C/C++ Program for Finding the vertex, focus and directrix of a parabola?

A parabola is a U-shaped curve that can be described by a quadratic equation. In C programming, we can find key properties of a parabola including its vertex, focus, and directrix using mathematical formulas.

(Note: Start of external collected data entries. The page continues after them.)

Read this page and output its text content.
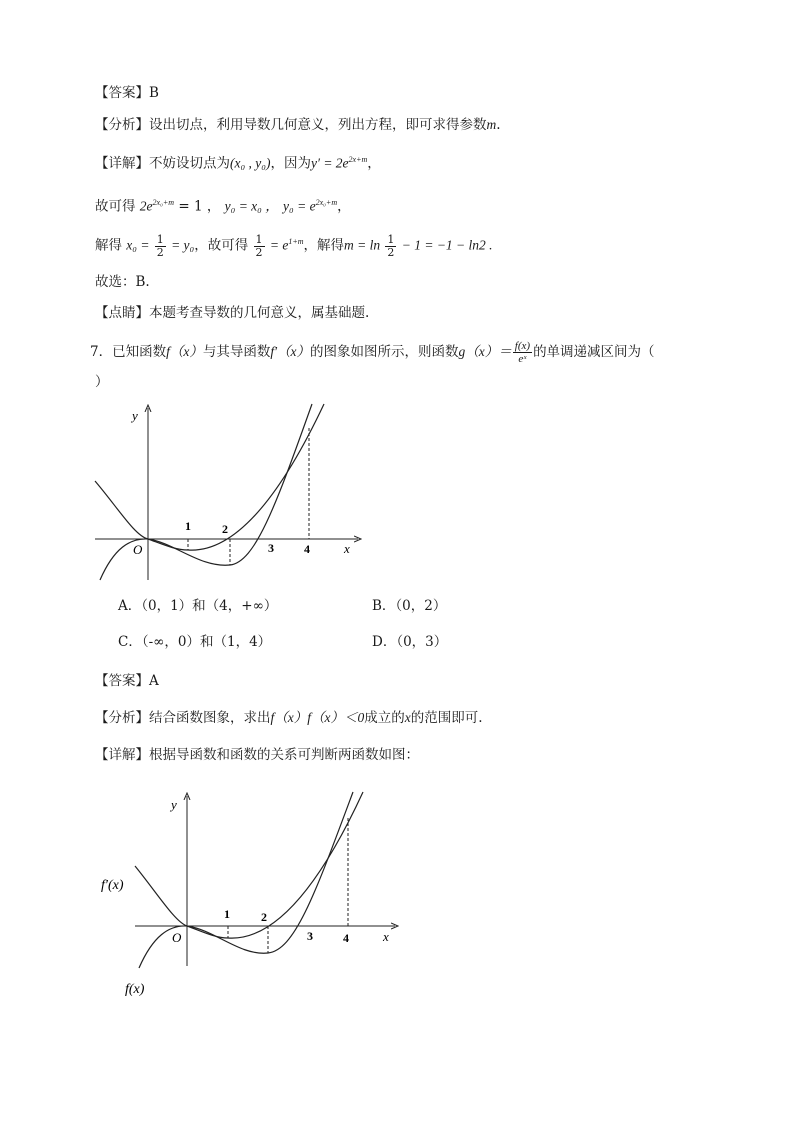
【答案】B
【分析】设出切点，利用导数几何意义，列出方程，即可求得参数m.
【详解】不妨设切点为(x₀ , y₀)，因为$y' = 2e^{2x+m}$，
故可得 $2e^{2x_0+m} = 1$ ， y₀ = x₀ ， $y_0 = e^{2x_0+m}$，
解得 $x_0 = \frac{1}{2} = y_0$，故可得 $\frac{1}{2} = e^{1+m}$，解得$m = \ln \frac{1}{2} - 1 = -1 - \ln 2$ .
故选：B.
【点睛】本题考查导数的几何意义，属基础题.
7．已知函数f（x）与其导函数f′（x）的图象如图所示，则函数$g(x)= \frac{f(x)}{\text{eˣ}}$ 的单调递减区间为（
）
y
x
O
1	2
3	4
A．（0，1）和（4，+∞）	B．（0，2）
C．（-∞，0）和（1，4）	D．（0，3）
【答案】A
【分析】结合函数图象，求出f（x）f（x）＜0成立的x的范围即可.
【详解】根据导函数和函数的关系可判断两函数如图：
y
x
O
1	2
3	4
f′(x)
f(x)
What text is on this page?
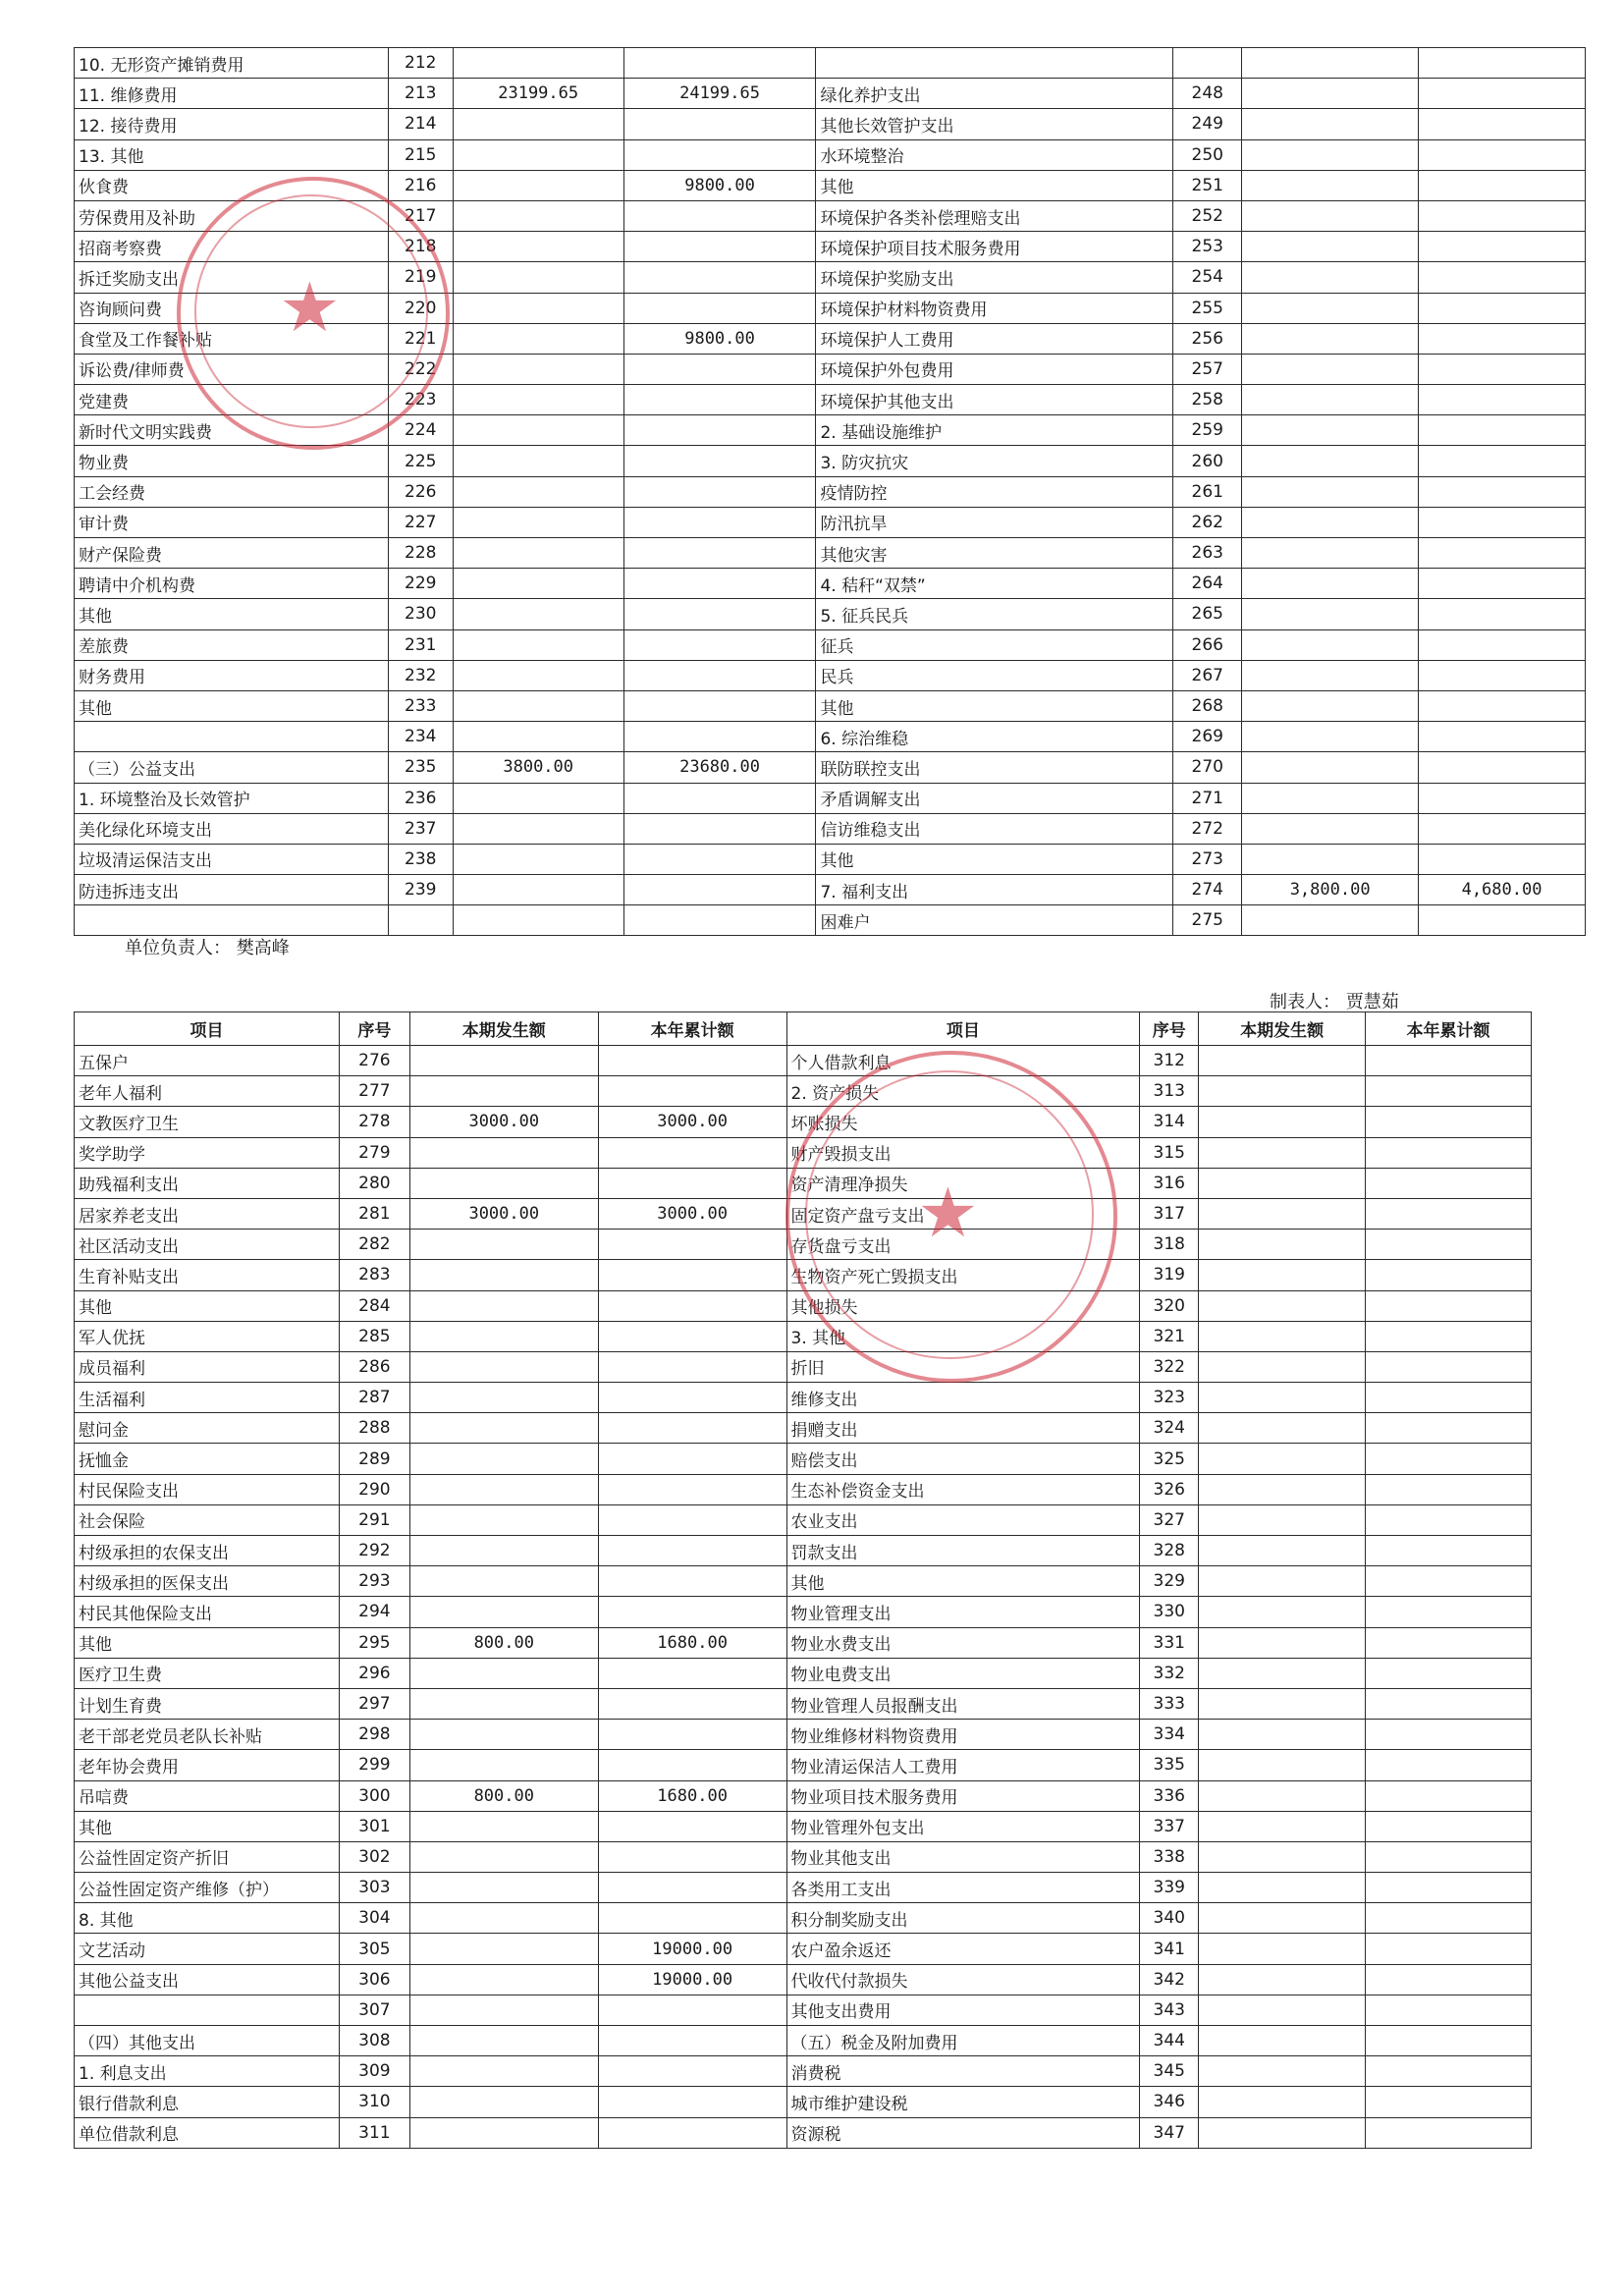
10. 无形资产摊销费用	212						
11. 维修费用	213	23199.65	24199.65	绿化养护支出	248		
12. 接待费用	214			其他长效管护支出	249		
13. 其他	215			水环境整治	250		
伙食费	216		9800.00	其他	251		
劳保费用及补助	217			环境保护各类补偿理赔支出	252		
招商考察费	218			环境保护项目技术服务费用	253		
拆迁奖励支出	219			环境保护奖励支出	254		
咨询顾问费	220			环境保护材料物资费用	255		
食堂及工作餐补贴	221		9800.00	环境保护人工费用	256		
诉讼费/律师费	222			环境保护外包费用	257		
党建费	223			环境保护其他支出	258		
新时代文明实践费	224			2. 基础设施维护	259		
物业费	225			3. 防灾抗灾	260		
工会经费	226			疫情防控	261		
审计费	227			防汛抗旱	262		
财产保险费	228			其他灾害	263		
聘请中介机构费	229			4. 秸秆“双禁”	264		
其他	230			5. 征兵民兵	265		
差旅费	231			征兵	266		
财务费用	232			民兵	267		
其他	233			其他	268		
	234			6. 综治维稳	269		
（三）公益支出	235	3800.00	23680.00	联防联控支出	270		
1. 环境整治及长效管护	236			矛盾调解支出	271		
美化绿化环境支出	237			信访维稳支出	272		
垃圾清运保洁支出	238			其他	273		
防违拆违支出	239			7. 福利支出	274	3,800.00	4,680.00
				困难户	275		
单位负责人： 樊高峰
制表人： 贾慧茹
项目	序号	本期发生额	本年累计额	项目	序号	本期发生额	本年累计额
五保户	276			个人借款利息	312		
老年人福利	277			2. 资产损失	313		
文教医疗卫生	278	3000.00	3000.00	坏账损失	314		
奖学助学	279			财产毁损支出	315		
助残福利支出	280			资产清理净损失	316		
居家养老支出	281	3000.00	3000.00	固定资产盘亏支出	317		
社区活动支出	282			存货盘亏支出	318		
生育补贴支出	283			生物资产死亡毁损支出	319		
其他	284			其他损失	320		
军人优抚	285			3. 其他	321		
成员福利	286			折旧	322		
生活福利	287			维修支出	323		
慰问金	288			捐赠支出	324		
抚恤金	289			赔偿支出	325		
村民保险支出	290			生态补偿资金支出	326		
社会保险	291			农业支出	327		
村级承担的农保支出	292			罚款支出	328		
村级承担的医保支出	293			其他	329		
村民其他保险支出	294			物业管理支出	330		
其他	295	800.00	1680.00	物业水费支出	331		
医疗卫生费	296			物业电费支出	332		
计划生育费	297			物业管理人员报酬支出	333		
老干部老党员老队长补贴	298			物业维修材料物资费用	334		
老年协会费用	299			物业清运保洁人工费用	335		
吊唁费	300	800.00	1680.00	物业项目技术服务费用	336		
其他	301			物业管理外包支出	337		
公益性固定资产折旧	302			物业其他支出	338		
公益性固定资产维修（护）	303			各类用工支出	339		
8. 其他	304			积分制奖励支出	340		
文艺活动	305		19000.00	农户盈余返还	341		
其他公益支出	306		19000.00	代收代付款损失	342		
	307			其他支出费用	343		
（四）其他支出	308			（五）税金及附加费用	344		
1. 利息支出	309			消费税	345		
银行借款利息	310			城市维护建设税	346		
单位借款利息	311			资源税	347		
★
★
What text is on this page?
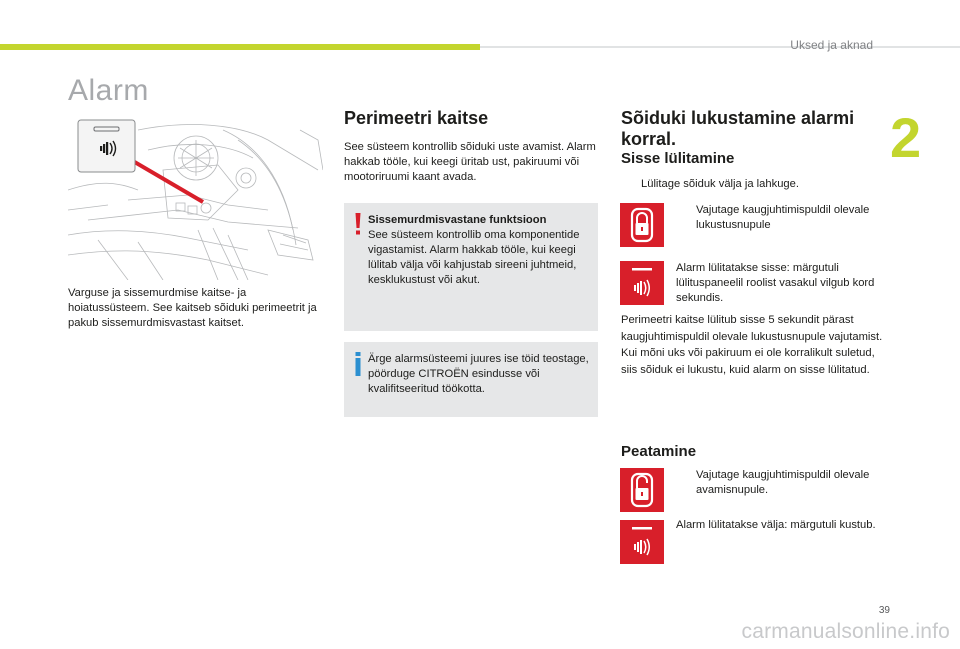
Uksed ja aknad
2
Alarm

Varguse ja sissemurdmise kaitse- ja hoiatussüsteem. See kaitseb sõiduki perimeetrit ja pakub sissemurdmisvastast kaitset.

Perimeetri kaitse

See süsteem kontrollib sõiduki uste avamist. Alarm hakkab tööle, kui keegi üritab ust, pakiruumi või mootoriruumi kaant avada.

Sissemurdmisvastane funktsioon
See süsteem kontrollib oma komponentide vigastamist. Alarm hakkab tööle, kui keegi lülitab välja või kahjustab sireeni juhtmeid, kesklukustust või akut.
Ärge alarmsüsteemi juures ise töid teostage, pöörduge CITROËN esindusse või kvalifitseeritud töökotta.
Sõiduki lukustamine alarmi korral.
Sisse lülitamine
Lülitage sõiduk välja ja lahkuge.
Vajutage kaugjuhtimispuldil olevale lukustusnupule

Alarm lülitatakse sisse: märgutuli lülituspaneelil roolist vasakul vilgub kord sekundis.

Perimeetri kaitse lülitub sisse 5 sekundit pärast kaugjuhtimispuldil olevale lukustusnupule vajutamist. Kui mõni uks või pakiruum ei ole korralikult suletud, siis sõiduk ei lukustu, kuid alarm on sisse lülitatud.

Peatamine
Vajutage kaugjuhtimispuldil olevale avamisnupule.

Alarm lülitatakse välja: märgutuli kustub.

39
carmanualsonline.info
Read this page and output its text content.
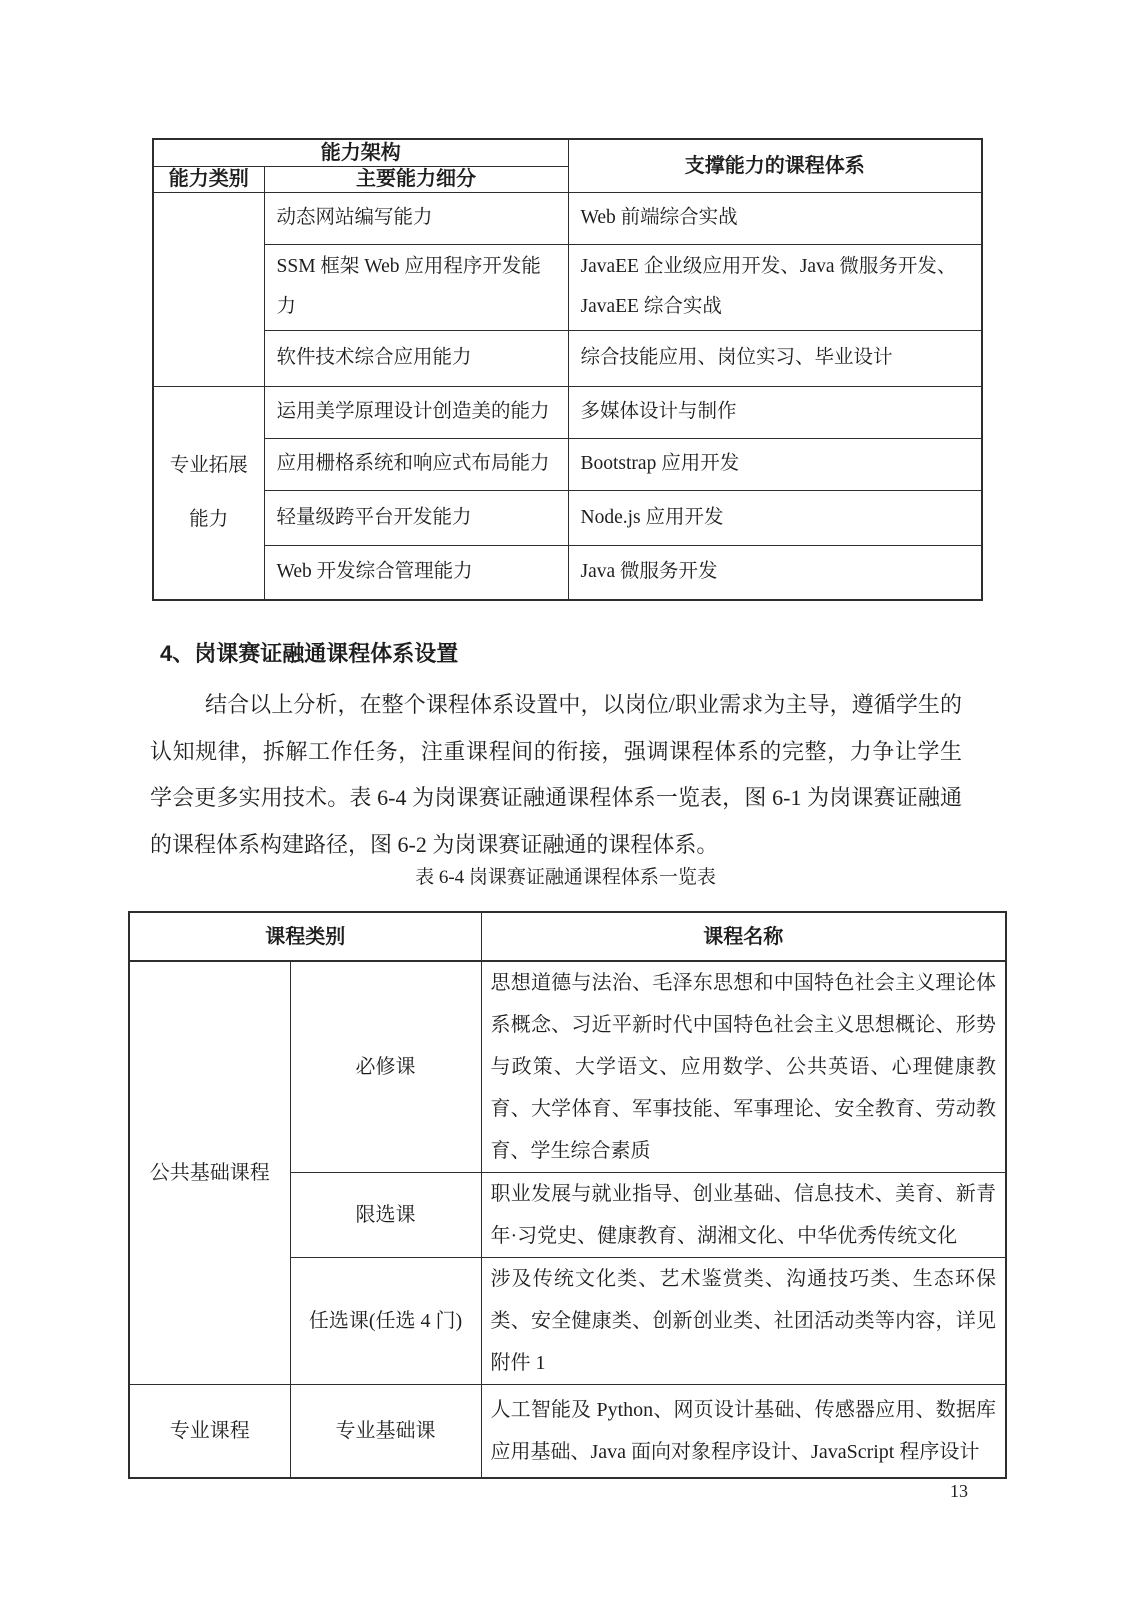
能力架构		支撑能力的课程体系
能力类别	主要能力细分	
	动态网站编写能力	Web 前端综合实战
	SSM 框架 Web 应用程序开发能力	JavaEE 企业级应用开发、Java 微服务开发、JavaEE 综合实战
	软件技术综合应用能力	综合技能应用、岗位实习、毕业设计
专业拓展能力	运用美学原理设计创造美的能力	多媒体设计与制作
	应用栅格系统和响应式布局能力	Bootstrap 应用开发
	轻量级跨平台开发能力	Node.js 应用开发
	Web 开发综合管理能力	Java 微服务开发
4、岗课赛证融通课程体系设置
结合以上分析，在整个课程体系设置中，以岗位/职业需求为主导，遵循学生的认知规律，拆解工作任务，注重课程间的衔接，强调课程体系的完整，力争让学生学会更多实用技术。表 6-4 为岗课赛证融通课程体系一览表，图 6-1 为岗课赛证融通的课程体系构建路径，图 6-2 为岗课赛证融通的课程体系。
表 6-4 岗课赛证融通课程体系一览表
课程类别		课程名称
公共基础课程	必修课	思想道德与法治、毛泽东思想和中国特色社会主义理论体系概念、习近平新时代中国特色社会主义思想概论、形势与政策、大学语文、应用数学、公共英语、心理健康教育、大学体育、军事技能、军事理论、安全教育、劳动教育、学生综合素质
	限选课	职业发展与就业指导、创业基础、信息技术、美育、新青年·习党史、健康教育、湖湘文化、中华优秀传统文化
	任选课(任选 4 门)	涉及传统文化类、艺术鉴赏类、沟通技巧类、生态环保类、安全健康类、创新创业类、社团活动类等内容，详见附件 1
专业课程	专业基础课	人工智能及 Python、网页设计基础、传感器应用、数据库应用基础、Java 面向对象程序设计、JavaScript 程序设计
13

The general equation of a parabola is −

Syntax

y = ax² + bx + c

Where a, b, and c are coefficients and a ? 0.

Formulas

For a parabola y = ax² + bx + c, the key properties are calculated as −

• Vertex: (-b/(2a), (4ac - b²)/(4a))
• Focus: (-b/(2a), (4ac - b² + 1)/(4a))
• Directrix: y = (4ac - b² - 1)/(4a)

Example

This program calculates the vertex, focus, and directrix of a parabola given its coefficients −

#include <stdio.h>

void getParabolaDetails(float a, float b, float c) {
    float vertex_x = -b / (2 * a);
    float vertex_y = ((4 * a * c) - (b * b)) / (4 * a);
    
    float focus_x = vertex_x;
    float focus_y = vertex_y + (1 / (4 * a));
    
    float directrix = vertex_y - (1 / (4 * a));
    
    printf("Parabola equation: y = %.1fx² + %.1fx + %.1f\n", a, b, c);
    printf("Vertex: (%.3f, %.3f)\n", vertex_x, vertex_y);
    printf("Focus: (%.3f, %.3f)\n", focus_x, focus_y);
    printf("Directrix: y = %.3f\n", directrix);
}

int main() {
    float a = 1, b = -4, c = 3;
    
    printf("Finding parabola properties:\n");
    getParabolaDetails(a, b, c);
    
    return 0;
}

Finding parabola properties:
Parabola equation: y = 1.0x² + -4.0x + 3.0
Vertex: (2.000, -1.000)
Focus: (2.000, -0.750)
Directrix: y = -1.250

Key Points

• The vertex is the lowest (or highest) point of the parabola
• The focus is a point inside the parabola used for its geometric definition
• The directrix is a horizontal line that, together with the focus, defines the parabola
• For parabolas opening upward (a > 0), the focus is above the vertex

Conclusion

Using the standard quadratic equation coefficients, we can easily calculate the vertex, focus, and directrix of a parabola in C. These properties help visualize and analyze the parabola's geometric characteristics.